# Blowing fuse's



## 90taz (Jul 14, 2015)

I have a cub cadet rzt50 2006 model, my problem is that it keeps blowing the fuse'e after start up. the red and black wire from the voltage regulater gets hot as if a short then blows the fuse. I had this problem a while back but only at wide open throttle, after messing with it for awhile it seemed to go away. now its at any throttle level. 13.4 volts when measured wide open, wire is clear of grounds when tested from selenoid back to motor. I was thinking maybe bad regulator. thanks for any help


----------



## film495 (Nov 1, 2013)

90taz said:


> I have a cub cadet rzt50 2006 model, my problem is that it keeps blowing the fuse'e after start up. the red and black wire from the voltage regulater gets hot as if a short then blows the fuse. I had this problem a while back but only at wide open throttle, after messing with it for awhile it seemed to go away. now its at any throttle level. 13.4 volts when measured wide open, wire is clear of grounds when tested from selenoid back to motor. I was thinking maybe bad regulator. thanks for any help


I'm not an electrician, but if the wire is getting hot, either the wire is too small - or the total current is too much. Possibly, the fuse is to small. What is the fuse rated for? Could be something in the VR, but that voltage seems good. I had a VR get wacky and was putting out 18-22 volts, and I did not blow a fuse or melt anything. Possibly there is an issue with the wiring to the ignition or something. for kicks, I'd try disconnecting the accessory lead from the ignition, to see if it still happened. If it doesn't they you have the fun of tracking down the short elsewhere. 

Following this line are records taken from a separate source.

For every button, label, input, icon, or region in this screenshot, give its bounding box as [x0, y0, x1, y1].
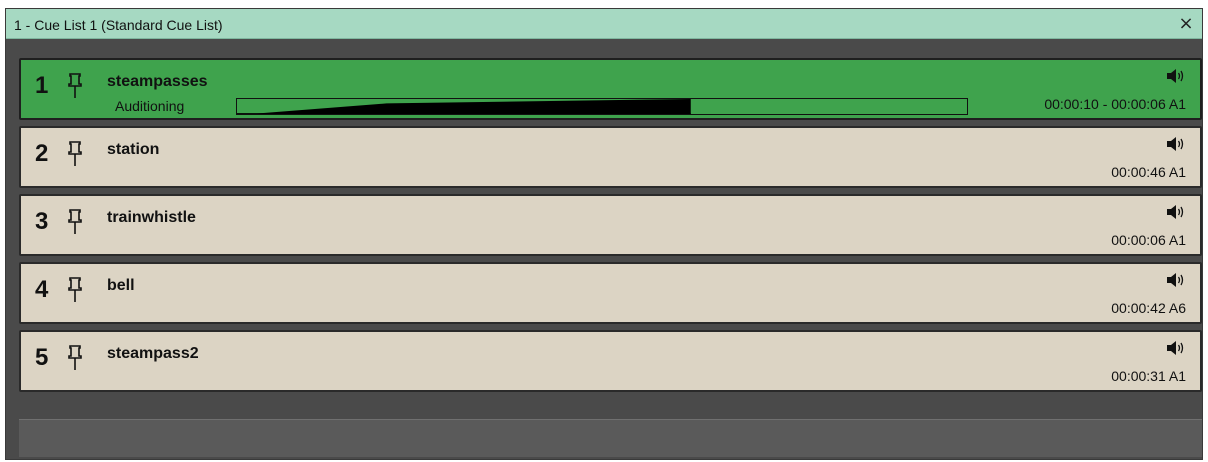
cue-number: 3	[35, 208, 49, 235]
pin-icon[interactable]	[67, 345, 83, 371]
cue-output: A6	[1168, 300, 1186, 316]
cue-name: trainwhistle	[107, 209, 196, 226]
cue-time: 00:00:42 A6	[1111, 300, 1186, 316]
speaker-icon	[1167, 273, 1184, 287]
cue-duration: 00:00:06	[1111, 232, 1166, 248]
cue-output: A1	[1168, 96, 1186, 112]
cue-name: steampasses	[107, 73, 208, 90]
cue-time: 00:00:31 A1	[1111, 368, 1186, 384]
speaker-icon	[1167, 137, 1184, 151]
cue-duration: 00:00:10 - 00:00:06	[1044, 96, 1166, 112]
window-title: 1 - Cue List 1 (Standard Cue List)	[14, 17, 223, 33]
cue-list-window: 1 - Cue List 1 (Standard Cue List) × 1 s…	[5, 8, 1203, 460]
cue-number: 1	[35, 72, 49, 99]
cue-row[interactable]: 5 steampass2 00:00:31 A1	[19, 330, 1202, 392]
pin-icon[interactable]	[67, 277, 83, 303]
cue-time: 00:00:06 A1	[1111, 232, 1186, 248]
speaker-icon	[1167, 341, 1184, 355]
cue-output: A1	[1168, 164, 1186, 180]
cue-duration: 00:00:42	[1111, 300, 1166, 316]
cue-number: 4	[35, 276, 49, 303]
pin-icon[interactable]	[67, 209, 83, 235]
cue-time: 00:00:46 A1	[1111, 164, 1186, 180]
cue-number: 5	[35, 344, 49, 371]
cue-output: A1	[1168, 368, 1186, 384]
cue-row[interactable]: 2 station 00:00:46 A1	[19, 126, 1202, 188]
cue-status: Auditioning	[115, 98, 185, 114]
cue-output: A1	[1168, 232, 1186, 248]
cue-number: 2	[35, 140, 49, 167]
close-icon[interactable]: ×	[1176, 14, 1196, 34]
cue-name: bell	[107, 277, 135, 294]
cue-name: station	[107, 141, 160, 158]
window-titlebar[interactable]: 1 - Cue List 1 (Standard Cue List) ×	[6, 9, 1202, 39]
cue-row[interactable]: 1 steampasses Auditioning 00:00:10 - 00:…	[19, 58, 1202, 120]
cue-list: 1 steampasses Auditioning 00:00:10 - 00:…	[19, 58, 1202, 398]
cue-list-footer	[19, 419, 1202, 457]
cue-duration: 00:00:31	[1111, 368, 1166, 384]
cue-row[interactable]: 3 trainwhistle 00:00:06 A1	[19, 194, 1202, 256]
pin-icon[interactable]	[67, 73, 83, 99]
cue-name: steampass2	[107, 345, 199, 362]
waveform	[237, 99, 691, 114]
audition-progress	[236, 98, 968, 115]
cue-time: 00:00:10 - 00:00:06 A1	[1044, 96, 1186, 112]
speaker-icon	[1167, 69, 1184, 83]
speaker-icon	[1167, 205, 1184, 219]
pin-icon[interactable]	[67, 141, 83, 167]
cue-row[interactable]: 4 bell 00:00:42 A6	[19, 262, 1202, 324]
cue-duration: 00:00:46	[1111, 164, 1166, 180]
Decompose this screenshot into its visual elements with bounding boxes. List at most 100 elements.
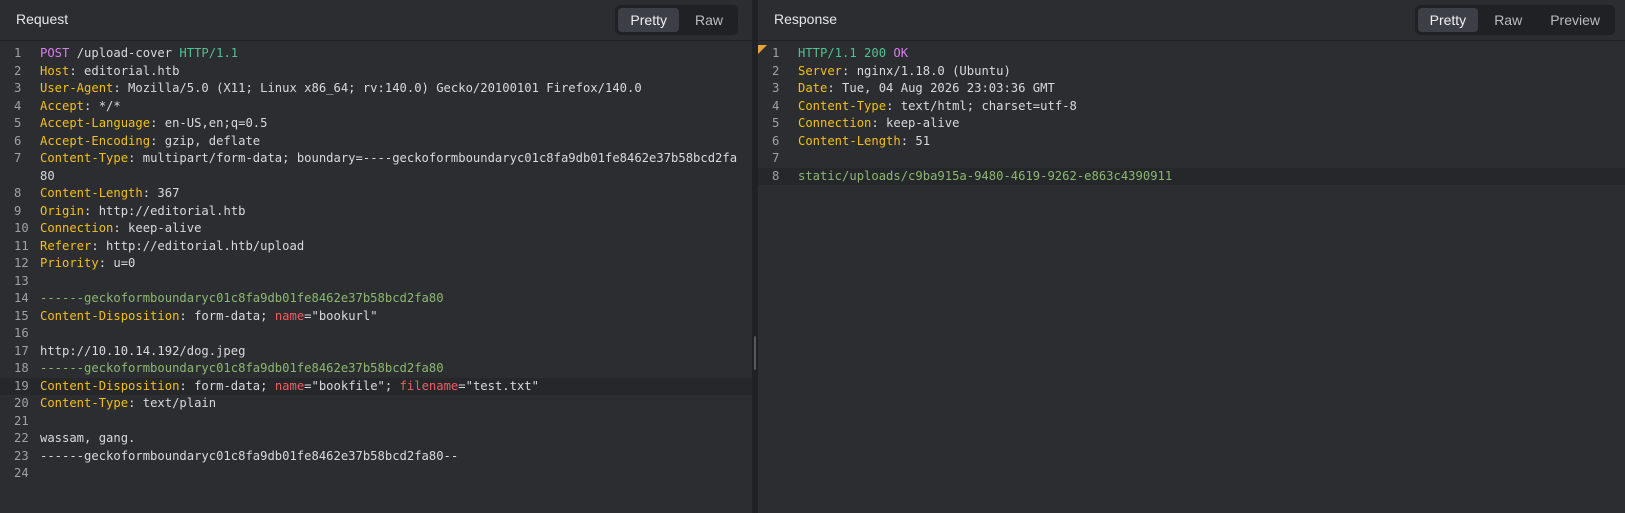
code-line[interactable]: 18 ------geckoformboundaryc01c8fa9db01fe8… <box>0 360 752 378</box>
tab-request-pretty[interactable]: Pretty <box>618 8 679 32</box>
code-line[interactable]: 19 Content-Disposition: form-data; name="… <box>0 377 752 395</box>
token: Content-Disposition <box>40 308 180 323</box>
token: ------geckoformboundaryc01c8fa9db01fe846… <box>40 448 459 463</box>
line-content: http://10.10.14.192/dog.jpeg <box>40 343 752 361</box>
code-line[interactable]: 12 Priority: u=0 <box>0 255 752 273</box>
code-line[interactable]: 8 Content-Length: 367 <box>0 185 752 203</box>
token: : 51 <box>900 133 931 148</box>
code-line[interactable]: 24 <box>0 465 752 483</box>
code-line[interactable]: 23 ------geckoformboundaryc01c8fa9db01fe8… <box>0 448 752 466</box>
token: Priority <box>40 256 99 270</box>
token: Connection <box>798 116 872 130</box>
line-number: 9 <box>14 203 22 218</box>
code-line[interactable]: 21 <box>0 413 752 431</box>
token: /upload-cover <box>69 46 180 60</box>
token: : nginx/1.18.0 (Ubuntu) <box>842 63 1011 78</box>
token: : form-data; <box>179 378 275 393</box>
code-line[interactable]: 16 <box>0 325 752 343</box>
line-number: 11 <box>14 238 29 253</box>
response-header: Response Pretty Raw Preview <box>758 0 1625 41</box>
line-number: 22 <box>14 431 29 445</box>
code-line[interactable]: 15 Content-Disposition: form-data; name="… <box>0 308 752 326</box>
code-line[interactable]: 10 Connection: keep-alive <box>0 220 752 238</box>
token: User-Agent <box>40 81 114 95</box>
token: : text/html; charset=utf-8 <box>886 98 1077 113</box>
request-header: Request Pretty Raw <box>0 0 752 41</box>
token: ="bookurl" <box>304 308 378 323</box>
line-content: HTTP/1.1 200 OK <box>798 45 1625 63</box>
token: Host <box>40 63 70 78</box>
code-line[interactable]: 11 Referer: http://editorial.htb/upload <box>0 238 752 256</box>
response-editor[interactable]: 1 HTTP/1.1 200 OK 2 Server: nginx/1.18.0 (U… <box>758 45 1625 185</box>
token: Origin <box>40 203 85 218</box>
token: : Tue, 04 Aug 2026 23:03:36 GMT <box>827 81 1055 95</box>
line-content <box>40 273 752 291</box>
line-content <box>798 150 1625 168</box>
token: : text/plain <box>128 396 217 410</box>
code-line[interactable]: 9 Origin: http://editorial.htb <box>0 203 752 221</box>
token: ="bookfile"; <box>304 378 400 393</box>
token: name <box>274 308 305 323</box>
request-editor[interactable]: 1 POST /upload-cover HTTP/1.1 2 Host: edito… <box>0 45 752 483</box>
token: POST <box>40 46 70 60</box>
line-number: 21 <box>14 413 29 428</box>
code-line[interactable]: 1 POST /upload-cover HTTP/1.1 <box>0 45 752 63</box>
token: Content-Type <box>40 151 129 165</box>
request-title: Request <box>16 11 69 27</box>
token: OK <box>893 46 909 60</box>
code-line[interactable]: 17 http://10.10.14.192/dog.jpeg <box>0 343 752 361</box>
line-content: ------geckoformboundaryc01c8fa9db01fe846… <box>40 360 752 378</box>
code-line[interactable]: 13 <box>0 273 752 291</box>
line-number: 1 <box>14 46 22 60</box>
line-content: Accept-Encoding: gzip, deflate <box>40 133 752 151</box>
tab-response-raw[interactable]: Raw <box>1482 8 1534 32</box>
code-line[interactable]: 6 Accept-Encoding: gzip, deflate <box>0 133 752 151</box>
code-line[interactable]: 2 Server: nginx/1.18.0 (Ubuntu) <box>758 63 1625 81</box>
code-line[interactable]: 5 Connection: keep-alive <box>758 115 1625 133</box>
token: : 367 <box>142 186 180 200</box>
splitter-grip-handle[interactable] <box>754 336 756 370</box>
token: : */* <box>84 98 121 113</box>
line-number: 7 <box>14 151 22 165</box>
code-line[interactable]: 7 <box>758 150 1625 168</box>
line-content: wassam, gang. <box>40 430 752 448</box>
tab-request-raw[interactable]: Raw <box>683 8 735 32</box>
tab-response-pretty[interactable]: Pretty <box>1417 8 1479 32</box>
token: Content-Length <box>40 186 143 200</box>
line-content: ------geckoformboundaryc01c8fa9db01fe846… <box>40 290 752 308</box>
tab-response-preview[interactable]: Preview <box>1538 8 1612 32</box>
line-content: Referer: http://editorial.htb/upload <box>40 238 752 256</box>
code-line[interactable]: 7 Content-Type: multipart/form-data; boun… <box>0 150 752 185</box>
token: Content-Type <box>798 98 887 113</box>
response-title: Response <box>774 11 838 27</box>
token: : gzip, deflate <box>150 133 261 148</box>
token: Connection <box>40 221 114 235</box>
code-line[interactable]: 8 static/uploads/c9ba915a-9480-4619-9262-… <box>758 167 1625 185</box>
code-line[interactable]: 20 Content-Type: text/plain <box>0 395 752 413</box>
line-number: 10 <box>14 221 29 235</box>
token: Content-Type <box>40 396 129 410</box>
token: : http://editorial.htb/upload <box>91 238 305 253</box>
token: wassam, gang. <box>40 431 136 445</box>
code-line[interactable]: 3 User-Agent: Mozilla/5.0 (X11; Linux x86… <box>0 80 752 98</box>
code-line[interactable]: 5 Accept-Language: en-US,en;q=0.5 <box>0 115 752 133</box>
code-line[interactable]: 3 Date: Tue, 04 Aug 2026 23:03:36 GMT <box>758 80 1625 98</box>
code-line[interactable]: 22 wassam, gang. <box>0 430 752 448</box>
line-number: 14 <box>14 291 29 305</box>
code-line[interactable]: 6 Content-Length: 51 <box>758 133 1625 151</box>
line-number: 5 <box>772 116 780 130</box>
code-line[interactable]: 2 Host: editorial.htb <box>0 63 752 81</box>
line-number: 8 <box>14 186 22 200</box>
token: : en-US,en;q=0.5 <box>150 116 268 130</box>
token: : editorial.htb <box>69 63 180 78</box>
request-pane: Request Pretty Raw 1 POST /upload-cover H… <box>0 0 752 513</box>
token: HTTP/1.1 <box>179 46 239 60</box>
token: : u=0 <box>98 256 136 270</box>
code-line[interactable]: 1 HTTP/1.1 200 OK <box>758 45 1625 63</box>
line-content: Content-Length: 367 <box>40 185 752 203</box>
token: : Mozilla/5.0 (X11; Linux x86_64; rv:140… <box>113 81 642 95</box>
code-line[interactable]: 4 Content-Type: text/html; charset=utf-8 <box>758 98 1625 116</box>
code-line[interactable]: 14 ------geckoformboundaryc01c8fa9db01fe8… <box>0 290 752 308</box>
code-line[interactable]: 4 Accept: */* <box>0 98 752 116</box>
line-number: 20 <box>14 396 29 410</box>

I think that wire runs through the ignition switch and ultimately back to the battery. So, I would not advise you to do this, but I might try running it directly back to the battery to see if it was still an issue. Either way, it leads me to thinking there is a short someplace, or the gage wire there is not correct.


----------



## 90taz (Jul 14, 2015)

thanks for the advise, i think i am going to check the blade clutch coil to see what the ohms are. i do not have a wireing diagram so i can't tell what would be on that circuit once the machine is running. i found out it should be 2.8 to 3.8 ohms


----------



## film495 (Nov 1, 2013)

like most things electrical, it can be the smallest problem. test as many things as you can with a VM, and eventually something will raise an eyebrow for sure.


----------



## 90taz (Jul 14, 2015)

problem solved 
, i checked ohms at the blade clutch and it was good. i unpluged the voltage reg and the hour meter and blade clutch, ran motor and no fuse blowing. I plugged in regulater and wires heat up untill fuse blew. I dsiconnected regulater and mowed grass for one hour no problems. new reg comming


----------